Şunu sizin gibi bende kesin olarak biliyor ve inanıyorum ki; Bu süreç öyle ya da böyle bitecek. Bundan emin olmamın en önemli nedeni, evrensel kuralların aksine devam ediyor olması. Bu noktada evrensel kurallardan ne kastettiğimi birkaç örnek vereyim. Mesela kimse sonsuza kadar yüksek sesle bağıramaz. O yüzden şu an sadece diğer sesleri bastıracak kadar bağırabilenlerin bunu sürekli yapabileceklerine inanmak varoluş mantığına aykırı bir kabul olur. Ancak ne zaman ve nasıl kısmı tamamen bir kader planı olduğu için o kısım ne haddim ne de bu yazının konusudur.

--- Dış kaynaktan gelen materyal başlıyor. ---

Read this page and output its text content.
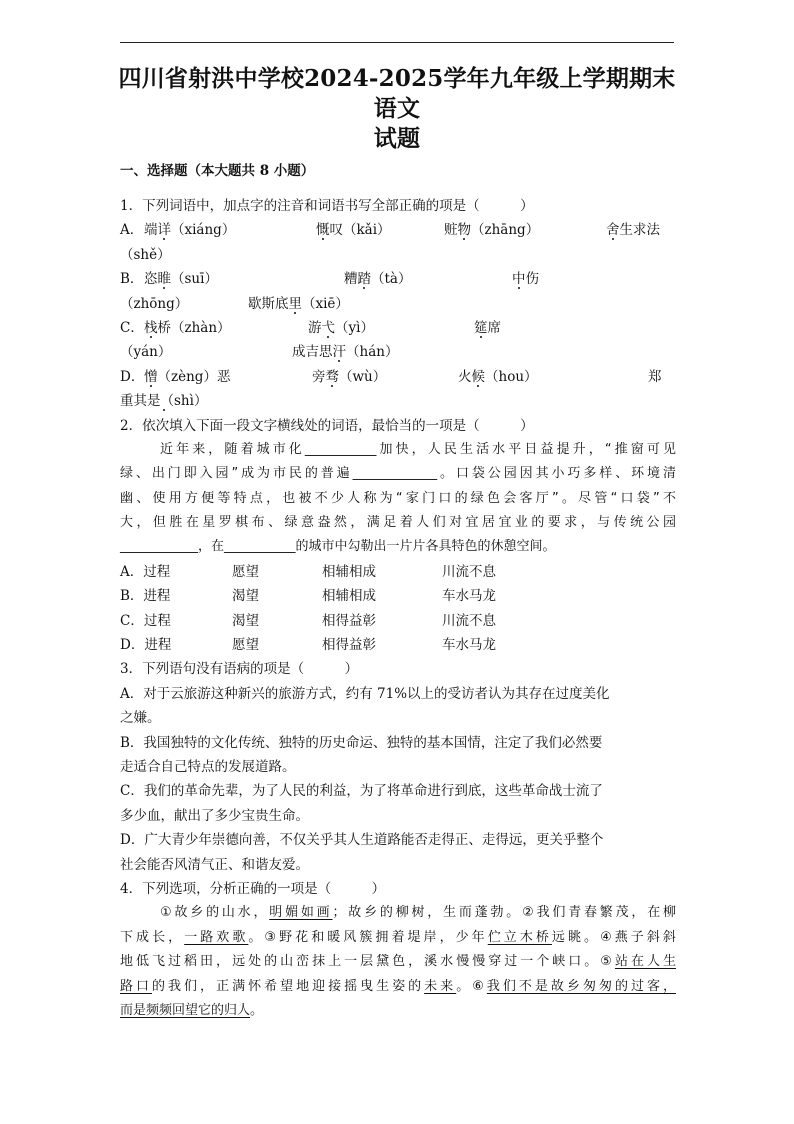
四川省射洪中学校2024-2025学年九年级上学期期末语文
试题
一、选择题（本大题共 8 小题）
1．下列词语中，加点字的注音和词语书写全部正确的项是（　　　）
A． 端详（xiáng）	慨叹（kǎi）	赃物（zhāng）	舍生求法
（shě）
B． 恣睢（suī）	糟踏（tà）	中伤
（zhōng）	歇斯底里（xiē）
C． 栈桥（zhàn）	游弋（yì）	筵席
（yán）	成吉思汗（hán）
D． 憎（zèng）恶	旁骛（wù）	火候（hou）	郑
重其是（shì）
2．依次填入下面一段文字横线处的词语，最恰当的一项是（　　　）
近年来，随着城市化___________加快，人民生活水平日益提升，“推窗可见
绿、出门即入园”成为市民的普遍_____________。口袋公园因其小巧多样、环境清
幽、使用方便等特点，也被不少人称为“家门口的绿色会客厅”。尽管“口袋”不
大，但胜在星罗棋布、绿意盎然，满足着人们对宜居宜业的要求，与传统公园
____________，在___________的城市中勾勒出一片片各具特色的休憩空间。
A．过程	愿望	相辅相成	川流不息
B．进程	渴望	相辅相成	车水马龙
C．过程	渴望	相得益彰	川流不息
D．进程	愿望	相得益彰	车水马龙
3．下列语句没有语病的项是（　　　）
A．对于云旅游这种新兴的旅游方式，约有 71%以上的受访者认为其存在过度美化
之嫌。
B．我国独特的文化传统、独特的历史命运、独特的基本国情，注定了我们必然要
走适合自己特点的发展道路。
C．我们的革命先辈，为了人民的利益，为了将革命进行到底，这些革命战士流了
多少血，献出了多少宝贵生命。
D．广大青少年崇德向善，不仅关乎其人生道路能否走得正、走得远，更关乎整个
社会能否风清气正、和谐友爱。
4．下列选项，分析正确的一项是（　　　）
①故乡的山水，明媚如画；故乡的柳树，生而蓬勃。②我们青春繁茂，在柳
下成长，一路欢歌。③野花和暖风簇拥着堤岸，少年伫立木桥远眺。④燕子斜斜
地低飞过稻田，远处的山峦抹上一层黛色，溪水慢慢穿过一个峡口。⑤站在人生
路口的我们，正满怀希望地迎接摇曳生姿的未来。⑥我们不是故乡匆匆的过客，
而是频频回望它的归人。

Ancak bu süreçte yaşananlardan çıkarılacakların yepyeni bir ülke hatta dünya inşası için çok önemli olduğunu düşünenlerdenim. Bu sürecin sonunda bizden şahsen alınan ve uğruna ömür tükettiğimiz, meslek, sosyal statü, maaş gibi imkanların yanında toplumsal onurumuzun iadesi tabii ki bir kazanımdır ve bu süreçte kaybedilen hayatlar hariç diğer telafi edilebilecek tüm hasarlar telafi edilmelidir. Ancak bunlar olduğunda sabah tıraşımızı olup/ fönümüzü çekip, takım elbiselerimizi/döpyeslerimizi giyip işimize gittiğimizde sürecin artık tam anlamıyla geride kalacağını düşünmenin, affınıza sığınarak bencillik olacağını ve sürecin bize kazandırdıklarını inkar etmek anlamına geleceğini düşünüyorum.

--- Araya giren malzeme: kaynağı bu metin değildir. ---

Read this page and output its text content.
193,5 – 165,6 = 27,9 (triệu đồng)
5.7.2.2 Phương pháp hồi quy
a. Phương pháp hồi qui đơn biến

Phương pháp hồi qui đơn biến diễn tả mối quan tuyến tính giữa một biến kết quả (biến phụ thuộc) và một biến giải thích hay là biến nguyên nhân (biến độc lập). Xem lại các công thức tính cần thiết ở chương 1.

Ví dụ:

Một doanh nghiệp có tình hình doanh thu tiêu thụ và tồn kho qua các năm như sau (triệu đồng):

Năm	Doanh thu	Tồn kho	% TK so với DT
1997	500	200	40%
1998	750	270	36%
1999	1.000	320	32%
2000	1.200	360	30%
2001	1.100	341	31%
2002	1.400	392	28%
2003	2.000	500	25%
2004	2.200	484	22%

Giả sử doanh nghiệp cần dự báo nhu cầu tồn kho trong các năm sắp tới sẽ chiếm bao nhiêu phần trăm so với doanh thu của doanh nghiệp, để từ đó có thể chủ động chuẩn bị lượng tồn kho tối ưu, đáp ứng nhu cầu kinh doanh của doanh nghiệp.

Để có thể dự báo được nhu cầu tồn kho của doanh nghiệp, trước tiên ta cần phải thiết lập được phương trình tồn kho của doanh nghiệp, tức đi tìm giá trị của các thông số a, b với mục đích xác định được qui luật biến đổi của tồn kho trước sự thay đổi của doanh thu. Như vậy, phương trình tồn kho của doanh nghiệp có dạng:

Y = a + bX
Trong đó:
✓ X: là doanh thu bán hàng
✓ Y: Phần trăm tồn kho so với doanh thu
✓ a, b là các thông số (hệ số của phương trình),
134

Mesleklerimiz ve yaşamlarımız bizi daha büyük bir ideale taşıdığında anlam kazanır. Örneğin bir süre yapmama imkan tanınan hakimlik mesleği açısından bakalım. Mesleğe döndüğümde bu ülkede bizden yıllar sonra yargı ile ilgili bir programda kürsüye çıkıp bir konuşma yapması gereken bir meslektaşımın artık “Berlin’de yargıçlar var” ritüeline ihtiyaç duymayacağı memleketinden ve adı Ahmet, Mehmet , Ayşe, Fatma olan  ve kimisi toprağın altında kimisi de toprağın üzerinde ak saçları ve yüzlerine yansıyan gururla kendisine dinleyen insanlardan  örnekler verebileceği bir hizmet ve adalet anlayışına sahip olmak artık bir ideal değil yaşanılanlardan sonra bir yükümlülük olmalıdır.

O günler geldiğinde Yahudi toplumunun ikinci dünya savaşı sonrası gösterdiği “never again” (bir daha asla) kararlılığını göstermek ve bu konuda somut adımlar atmak gereklidir. Hatta” bir daha asla” politikasının o topluma yaşatılanların bir daha yaşatılmamasını sağlamak anlamına geldiği düşünüldüğünde, bunun da ötesine geçerek toplumun mağdur olan kesimlerinin bunu tekrar yaşamamasını sağlama garantisinin ötesine geçilmelidir.  Bunu düşünmenin bile söz konusu olmayacağı, hukuk, insan hakları ve adalet temelli bir toplum inşası kaderin kendisine bu konuda bir şeyler yapma fırsatı tanıyacağı her mağdurun hedefi olmalıdır.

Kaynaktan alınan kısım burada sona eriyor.